Wat heeft een positieve invloed op de samenwerking tussen onderwijs en jeugdhulp? Uit onderzoek dat is uitgevoerd door de Hogeschool Windesheim (Lectoraat Jeugd), PricoH en de Rijksuniversiteit Groningen, blijkt dat er zes aandachtspunten zijn.
In Nederland is er veel aandacht voor de samenwerking tussen onderwijs, jeugdhulp, leraren en jeugdhulpverleners. Maar er is nog weinig onderzoek uitgevoerd naar de ervaring en perceptie van deze samenwerking op het niveau van de schoolklas. De Hogeschool Windesheim (Lectoraat Jeugd), PricoH en de Rijksuniversiteit Groningen, onderzochten welke factoren de samenwerking beïnvloeden en werkzaam zijn in de klas. Er zijn 17 interviews afgenomen met ouders waarvan het kind een vorm van hulpverlening krijgt.
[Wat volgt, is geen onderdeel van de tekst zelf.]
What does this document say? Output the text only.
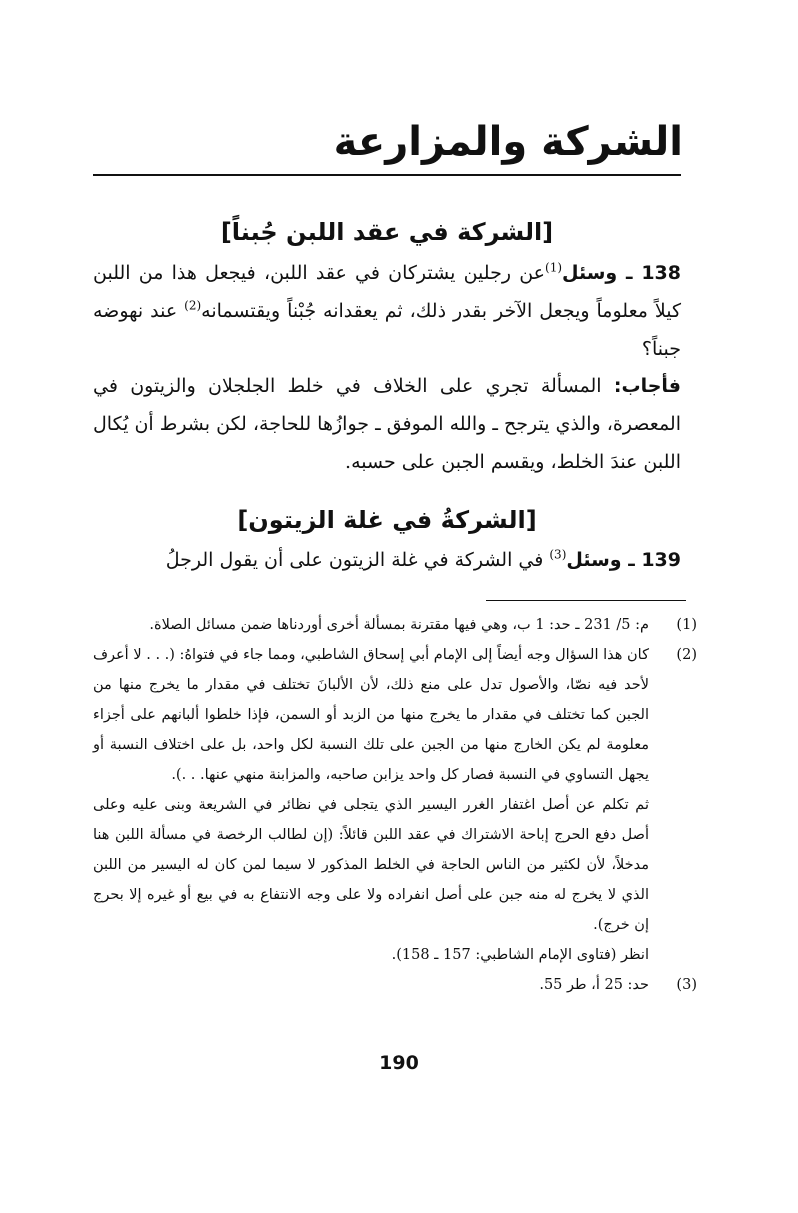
الشركة والمزارعة
[الشركة في عقد اللبن جُبناً]

138 ـ وسئل$^{(1)}$عن رجلين يشتركان في عقد اللبن، فيجعل هذا من اللبن كيلاً معلوماً ويجعل الآخر بقدر ذلك، ثم يعقدانه جُبْناً ويقتسمانه$^{(2)}$ عند نهوضه جبناً؟

فأجاب: المسألة تجري على الخلاف في خلط الجلجلان والزيتون في المعصرة، والذي يترجح ـ والله الموفق ـ جوازُها للحاجة، لكن بشرط أن يُكال اللبن عندَ الخلط، ويقسم الجبن على حسبه.

[الشركةُ في غلة الزيتون]

139 ـ وسئل$^{(3)}$ في الشركة في غلة الزيتون على أن يقول الرجلُ

(1)

م: 5/ 231 ـ حد: 1 ب، وهي فيها مقترنة بمسألة أخرى أوردناها ضمن مسائل الصلاة.

(2)

كان هذا السؤال وجه أيضاً إلى الإمام أبي إسحاق الشاطبي، ومما جاء في فتواهُ: (. . . لا أعرف لأحد فيه نصّا، والأصول تدل على منع ذلك، لأن الألبانَ تختلف في مقدار ما يخرج منها من الجبن كما تختلف في مقدار ما يخرج منها من الزبد أو السمن، فإذا خلطوا ألبانهم على أجزاء معلومة لم يكن الخارج منها من الجبن على تلك النسبة لكل واحد، بل على اختلاف النسبة أو يجهل التساوي في النسبة فصار كل واحد يزابن صاحبه، والمزابنة منهي عنها. . .).

ثم تكلم عن أصل اغتفار الغرر اليسير الذي يتجلى في نظائر في الشريعة وبنى عليه وعلى أصل دفع الحرج إباحة الاشتراك في عقد اللبن قائلاً: (إن لطالب الرخصة في مسألة اللبن هنا مدخلاً، لأن لكثير من الناس الحاجة في الخلط المذكور لا سيما لمن كان له اليسير من اللبن الذي لا يخرج له منه جبن على أصل انفراده ولا على وجه الانتفاع به في بيع أو غيره إلا بحرج إن خرج).

انظر (فتاوى الإمام الشاطبي: 157 ـ 158).

(3)

حد: 25 أ، طر 55.

190
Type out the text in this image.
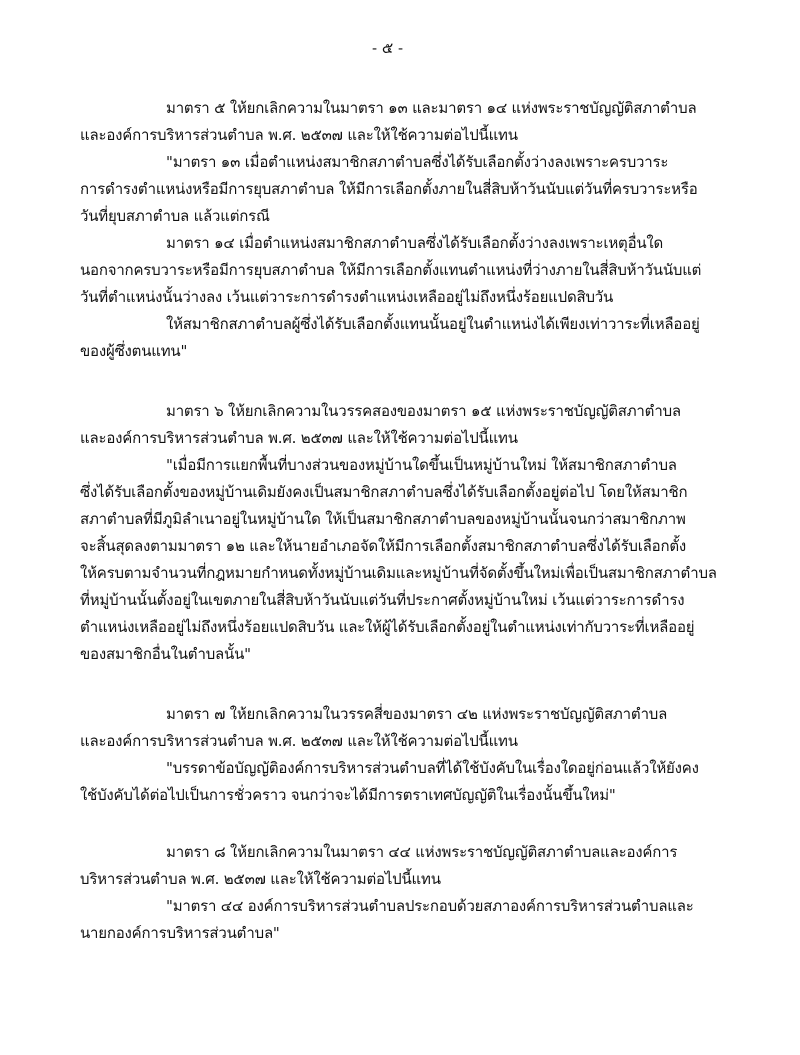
- ๕ -
มาตรา ๕ ให้ยกเลิกความในมาตรา ๑๓ และมาตรา ๑๔ แห่งพระราชบัญญัติสภาตำบล
และองค์การบริหารส่วนตำบล พ.ศ. ๒๕๓๗ และให้ใช้ความต่อไปนี้แทน
"มาตรา ๑๓ เมื่อตำแหน่งสมาชิกสภาตำบลซึ่งได้รับเลือกตั้งว่างลงเพราะครบวาระ
การดำรงตำแหน่งหรือมีการยุบสภาตำบล ให้มีการเลือกตั้งภายในสี่สิบห้าวันนับแต่วันที่ครบวาระหรือ
วันที่ยุบสภาตำบล แล้วแต่กรณี
มาตรา ๑๔ เมื่อตำแหน่งสมาชิกสภาตำบลซึ่งได้รับเลือกตั้งว่างลงเพราะเหตุอื่นใด
นอกจากครบวาระหรือมีการยุบสภาตำบล ให้มีการเลือกตั้งแทนตำแหน่งที่ว่างภายในสี่สิบห้าวันนับแต่
วันที่ตำแหน่งนั้นว่างลง เว้นแต่วาระการดำรงตำแหน่งเหลืออยู่ไม่ถึงหนึ่งร้อยแปดสิบวัน
ให้สมาชิกสภาตำบลผู้ซึ่งได้รับเลือกตั้งแทนนั้นอยู่ในตำแหน่งได้เพียงเท่าวาระที่เหลืออยู่
ของผู้ซึ่งตนแทน"
มาตรา ๖ ให้ยกเลิกความในวรรคสองของมาตรา ๑๕ แห่งพระราชบัญญัติสภาตำบล
และองค์การบริหารส่วนตำบล พ.ศ. ๒๕๓๗ และให้ใช้ความต่อไปนี้แทน
"เมื่อมีการแยกพื้นที่บางส่วนของหมู่บ้านใดขึ้นเป็นหมู่บ้านใหม่ ให้สมาชิกสภาตำบล
ซึ่งได้รับเลือกตั้งของหมู่บ้านเดิมยังคงเป็นสมาชิกสภาตำบลซึ่งได้รับเลือกตั้งอยู่ต่อไป โดยให้สมาชิก
สภาตำบลที่มีภูมิลำเนาอยู่ในหมู่บ้านใด ให้เป็นสมาชิกสภาตำบลของหมู่บ้านนั้นจนกว่าสมาชิกภาพ
จะสิ้นสุดลงตามมาตรา ๑๒ และให้นายอำเภอจัดให้มีการเลือกตั้งสมาชิกสภาตำบลซึ่งได้รับเลือกตั้ง
ให้ครบตามจำนวนที่กฎหมายกำหนดทั้งหมู่บ้านเดิมและหมู่บ้านที่จัดตั้งขึ้นใหม่เพื่อเป็นสมาชิกสภาตำบล
ที่หมู่บ้านนั้นตั้งอยู่ในเขตภายในสี่สิบห้าวันนับแต่วันที่ประกาศตั้งหมู่บ้านใหม่ เว้นแต่วาระการดำรง
ตำแหน่งเหลืออยู่ไม่ถึงหนึ่งร้อยแปดสิบวัน และให้ผู้ได้รับเลือกตั้งอยู่ในตำแหน่งเท่ากับวาระที่เหลืออยู่
ของสมาชิกอื่นในตำบลนั้น"
มาตรา ๗ ให้ยกเลิกความในวรรคสี่ของมาตรา ๔๒ แห่งพระราชบัญญัติสภาตำบล
และองค์การบริหารส่วนตำบล พ.ศ. ๒๕๓๗ และให้ใช้ความต่อไปนี้แทน
"บรรดาข้อบัญญัติองค์การบริหารส่วนตำบลที่ได้ใช้บังคับในเรื่องใดอยู่ก่อนแล้วให้ยังคง
ใช้บังคับได้ต่อไปเป็นการชั่วคราว จนกว่าจะได้มีการตราเทศบัญญัติในเรื่องนั้นขึ้นใหม่"
มาตรา ๘ ให้ยกเลิกความในมาตรา ๔๔ แห่งพระราชบัญญัติสภาตำบลและองค์การ
บริหารส่วนตำบล พ.ศ. ๒๕๓๗ และให้ใช้ความต่อไปนี้แทน
"มาตรา ๔๔ องค์การบริหารส่วนตำบลประกอบด้วยสภาองค์การบริหารส่วนตำบลและ
นายกองค์การบริหารส่วนตำบล"
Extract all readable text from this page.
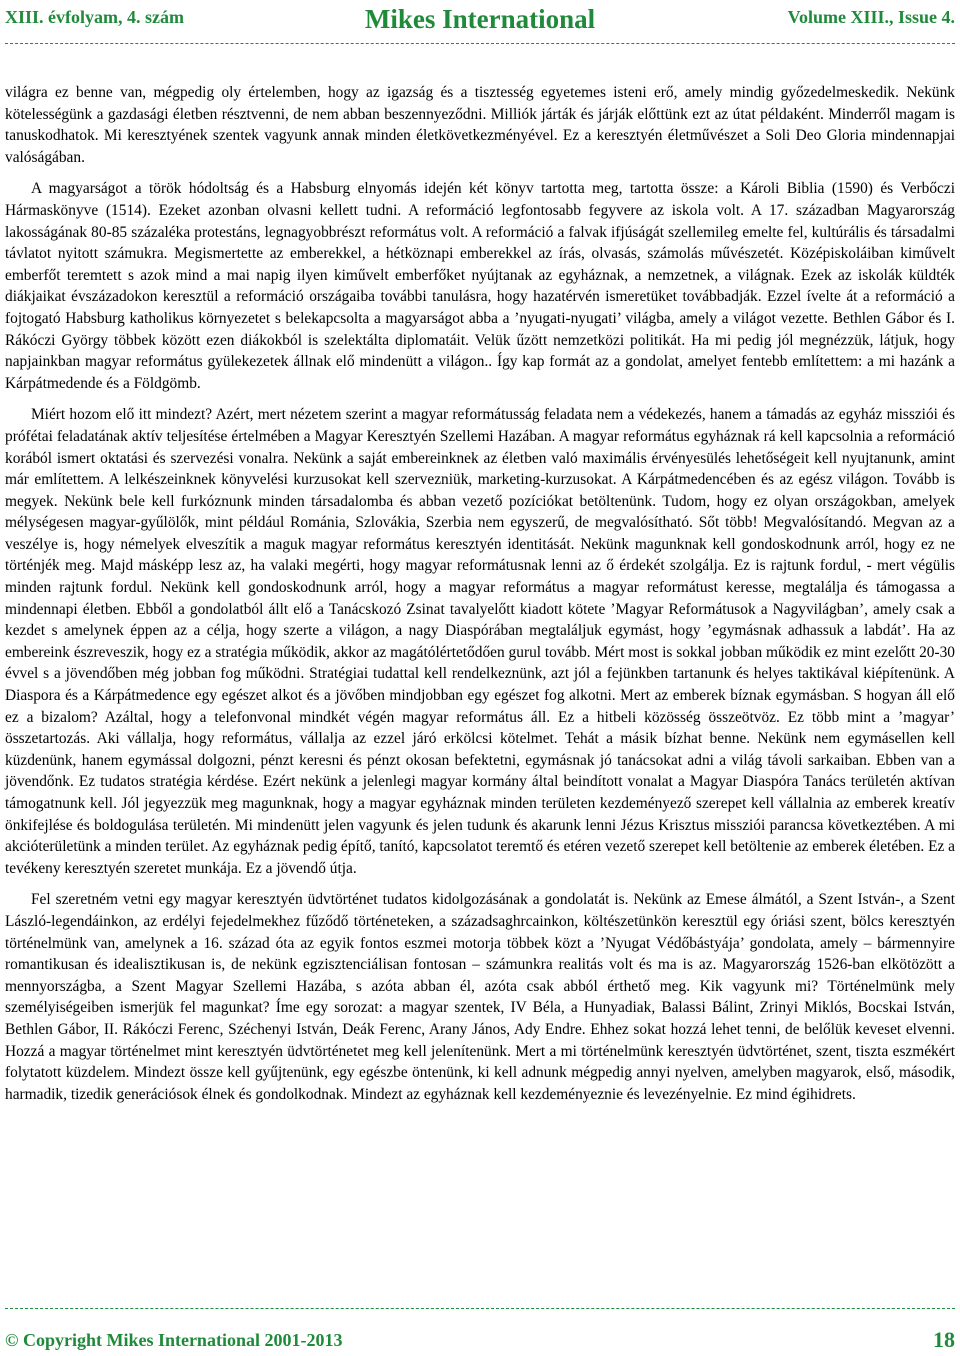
XIII. évfolyam, 4. szám	Mikes International	Volume XIII., Issue 4.

világra ez benne van, mégpedig oly értelemben, hogy az igazság és a tisztesség egyetemes isteni erő, amely mindig győzedelmeskedik. Nekünk kötelességünk a gazdasági életben résztvenni, de nem abban beszennyeződni. Milliók járták és járják előttünk ezt az útat példaként. Minderről magam is tanuskodhatok. Mi keresztyének szentek vagyunk annak minden életkövetkezményével. Ez a keresztyén életművészet a Soli Deo Gloria mindennapjai valóságában.

A magyarságot a török hódoltság és a Habsburg elnyomás idején két könyv tartotta meg, tartotta össze: a Károli Biblia (1590) és Verbőczi Hármaskönyve (1514). Ezeket azonban olvasni kellett tudni. A reformáció legfontosabb fegyvere az iskola volt. A 17. században Magyarország lakosságának 80-85 százaléka protestáns, legnagyobbrészt református volt. A reformáció a falvak ifjúságát szellemileg emelte fel, kultúrális és társadalmi távlatot nyitott számukra. Megismertette az emberekkel, a hétköznapi emberekkel az írás, olvasás, számolás művészetét. Középiskoláiban kiművelt emberfőt teremtett s azok mind a mai napig ilyen kiművelt emberfőket nyújtanak az egyháznak, a nemzetnek, a világnak. Ezek az iskolák küldték diákjaikat évszázadokon keresztül a reformáció országaiba további tanulásra, hogy hazatérvén ismeretüket továbbadják. Ezzel ívelte át a reformáció a fojtogató Habsburg katholikus környezetet s belekapcsolta a magyarságot abba a ’nyugati-nyugati’ világba, amely a világot vezette. Bethlen Gábor és I. Rákóczi György többek között ezen diákokból is szelektálta diplomatáit. Velük űzött nemzetközi politikát. Ha mi pedig jól megnézzük, látjuk, hogy napjainkban magyar református gyülekezetek állnak elő mindenütt a világon.. Így kap formát az a gondolat, amelyet fentebb említettem: a mi hazánk a Kárpátmedende és a Földgömb.

Miért hozom elő itt mindezt? Azért, mert nézetem szerint a magyar reformátusság feladata nem a védekezés, hanem a támadás az egyház missziói és prófétai feladatának aktív teljesítése értelmében a Magyar Keresztyén Szellemi Hazában. A magyar református egyháznak rá kell kapcsolnia a reformáció korából ismert oktatási és szervezési vonalra. Nekünk a saját embereinknek az életben való maximális érvényesülés lehetőségeit kell nyujtanunk, amint már említettem. A lelkészeinknek könyvelési kurzusokat kell szervezniük, marketing-kurzusokat. A Kárpátmedencében és az egész világon. Tovább is megyek. Nekünk bele kell furkóznunk minden társadalomba és abban vezető pozíciókat betöltenünk. Tudom, hogy ez olyan országokban, amelyek mélységesen magyar-gyűlölők, mint például Románia, Szlovákia, Szerbia nem egyszerű, de megvalósítható. Sőt több! Megvalósítandó. Megvan az a veszélye is, hogy némelyek elveszítik a maguk magyar református keresztyén identitását. Nekünk magunknak kell gondoskodnunk arról, hogy ez ne történjék meg. Majd másképp lesz az, ha valaki megérti, hogy magyar reformátusnak lenni az ő érdekét szolgálja. Ez is rajtunk fordul, - mert végülis minden rajtunk fordul. Nekünk kell gondoskodnunk arról, hogy a magyar református a magyar reformátust keresse, megtalálja és támogassa a mindennapi életben. Ebből a gondolatból állt elő a Tanácskozó Zsinat tavalyelőtt kiadott kötete ’Magyar Reformátusok a Nagyvilágban’, amely csak a kezdet s amelynek éppen az a célja, hogy szerte a világon, a nagy Diaspórában megtaláljuk egymást, hogy ’egymásnak adhassuk a labdát’. Ha az embereink észreveszik, hogy ez a stratégia működik, akkor az magátólértetődően gurul tovább. Mért most is sokkal jobban működik ez mint ezelőtt 20-30 évvel s a jövendőben még jobban fog működni. Stratégiai tudattal kell rendelkeznünk, azt jól a fejünkben tartanunk és helyes taktikával kiépítenünk. A Diaspora és a Kárpátmedence egy egészet alkot és a jövőben mindjobban egy egészet fog alkotni. Mert az emberek bíznak egymásban. S hogyan áll elő ez a bizalom? Azáltal, hogy a telefonvonal mindkét végén magyar református áll. Ez a hitbeli közösség összeötvöz. Ez több mint a ’magyar’ összetartozás. Aki vállalja, hogy református, vállalja az ezzel járó erkölcsi kötelmet. Tehát a másik bízhat benne. Nekünk nem egymásellen kell küzdenünk, hanem egymással dolgozni, pénzt keresni és pénzt okosan befektetni, egymásnak jó tanácsokat adni a világ távoli sarkaiban. Ebben van a jövendőnk. Ez tudatos stratégia kérdése. Ezért nekünk a jelenlegi magyar kormány által beindított vonalat a Magyar Diaspóra Tanács területén aktívan támogatnunk kell. Jól jegyezzük meg magunknak, hogy a magyar egyháznak minden területen kezdeményező szerepet kell vállalnia az emberek kreatív önkifejlése és boldogulása területén. Mi mindenütt jelen vagyunk és jelen tudunk és akarunk lenni Jézus Krisztus missziói parancsa következtében. A mi akcióterületünk a minden terület. Az egyháznak pedig építő, tanító, kapcsolatot teremtő és etéren vezető szerepet kell betöltenie az emberek életében. Ez a tevékeny keresztyén szeretet munkája. Ez a jövendő útja.

Fel szeretném vetni egy magyar keresztyén üdvtörténet tudatos kidolgozásának a gondolatát is. Nekünk az Emese álmától, a Szent István-, a Szent László-legendáinkon, az erdélyi fejedelmekhez fűződő történeteken, a századsaghrcainkon, költészetünkön keresztül egy óriási szent, bölcs keresztyén történelmünk van, amelynek a 16. század óta az egyik fontos eszmei motorja többek közt a ’Nyugat Védőbástyája’ gondolata, amely – bármennyire romantikusan és idealisztikusan is, de nekünk egzisztenciálisan fontosan – számunkra realitás volt és ma is az. Magyarország 1526-ban elkötözött a mennyországba, a Szent Magyar Szellemi Hazába, s azóta abban él, azóta csak abból érthető meg. Kik vagyunk mi? Történelmünk mely személyiségeiben ismerjük fel magunkat? Íme egy sorozat: a magyar szentek, IV Béla, a Hunyadiak, Balassi Bálint, Zrinyi Miklós, Bocskai István, Bethlen Gábor, II. Rákóczi Ferenc, Széchenyi István, Deák Ferenc, Arany János, Ady Endre. Ehhez sokat hozzá lehet tenni, de belőlük keveset elvenni. Hozzá a magyar történelmet mint keresztyén üdvtörténetet meg kell jelenítenünk. Mert a mi történelmünk keresztyén üdvtörténet, szent, tiszta eszmékért folytatott küzdelem. Mindezt össze kell gyűjtenünk, egy egészbe öntenünk, ki kell adnunk mégpedig annyi nyelven, amelyben magyarok, első, második, harmadik, tizedik generációsok élnek és gondolkodnak. Mindezt az egyháznak kell kezdeményeznie és levezényelnie. Ez mind égihidrets.

© Copyright Mikes International 2001-2013	18
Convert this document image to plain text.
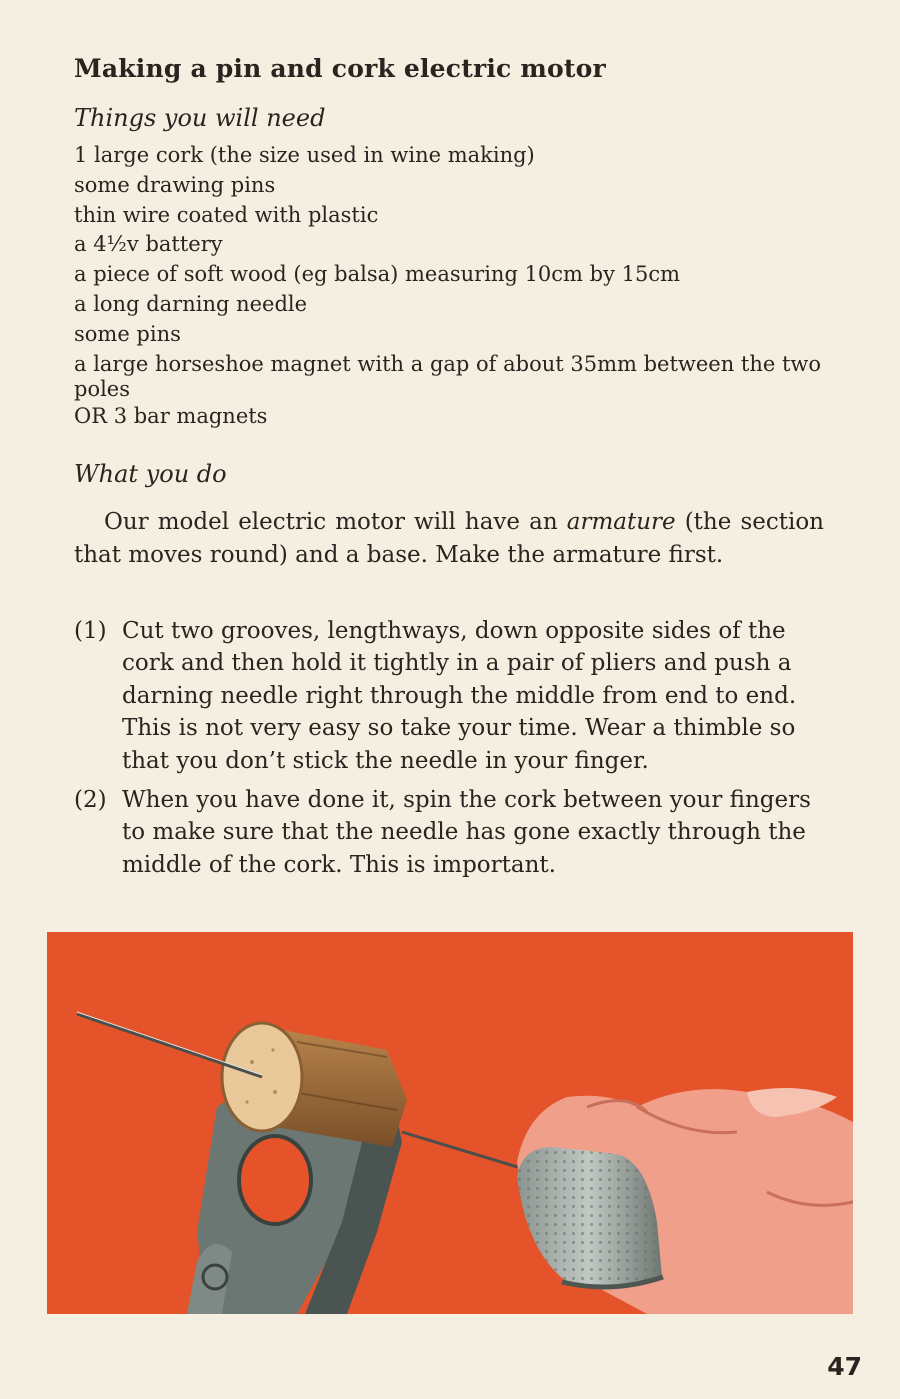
Making a pin and cork electric motor
Things you will need
1 large cork (the size used in wine making)
some drawing pins
thin wire coated with plastic
a 4½v battery
a piece of soft wood (eg balsa) measuring 10cm by 15cm
a long darning needle
some pins
a large horseshoe magnet with a gap of about 35mm between the two poles
OR 3 bar magnets
What you do

Our model electric motor will have an armature (the section that moves round) and a base. Make the armature first.

(1) Cut two grooves, lengthways, down opposite sides of the cork and then hold it tightly in a pair of pliers and push a darning needle right through the middle from end to end. This is not very easy so take your time. Wear a thimble so that you don’t stick the needle in your finger.
(2) When you have done it, spin the cork between your fingers to make sure that the needle has gone exactly through the middle of the cork. This is important.
47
Na deze interviews zijn ook de hulpverlener, leraar en in sommige gevallen de leerling geïnterviewd. Ten slotte zijn ook leerlingdossiers geanalyseerd.
Aandachtspunten samenwerking onderwijs-jeugdhulp
Op basis van de analyse beschrijven de onderzoekers zes aandachtspunten voor de samenwerking tussen onderwijs en jeugdhulp:
- De leraar ervaart ‘contact’ met de hulpverlener: het is mogelijk om ervaringen en vragen uit te wisselen en elkaar aan te spreken op de manier waarop eventuele hulp aan het kind kan worden verleend.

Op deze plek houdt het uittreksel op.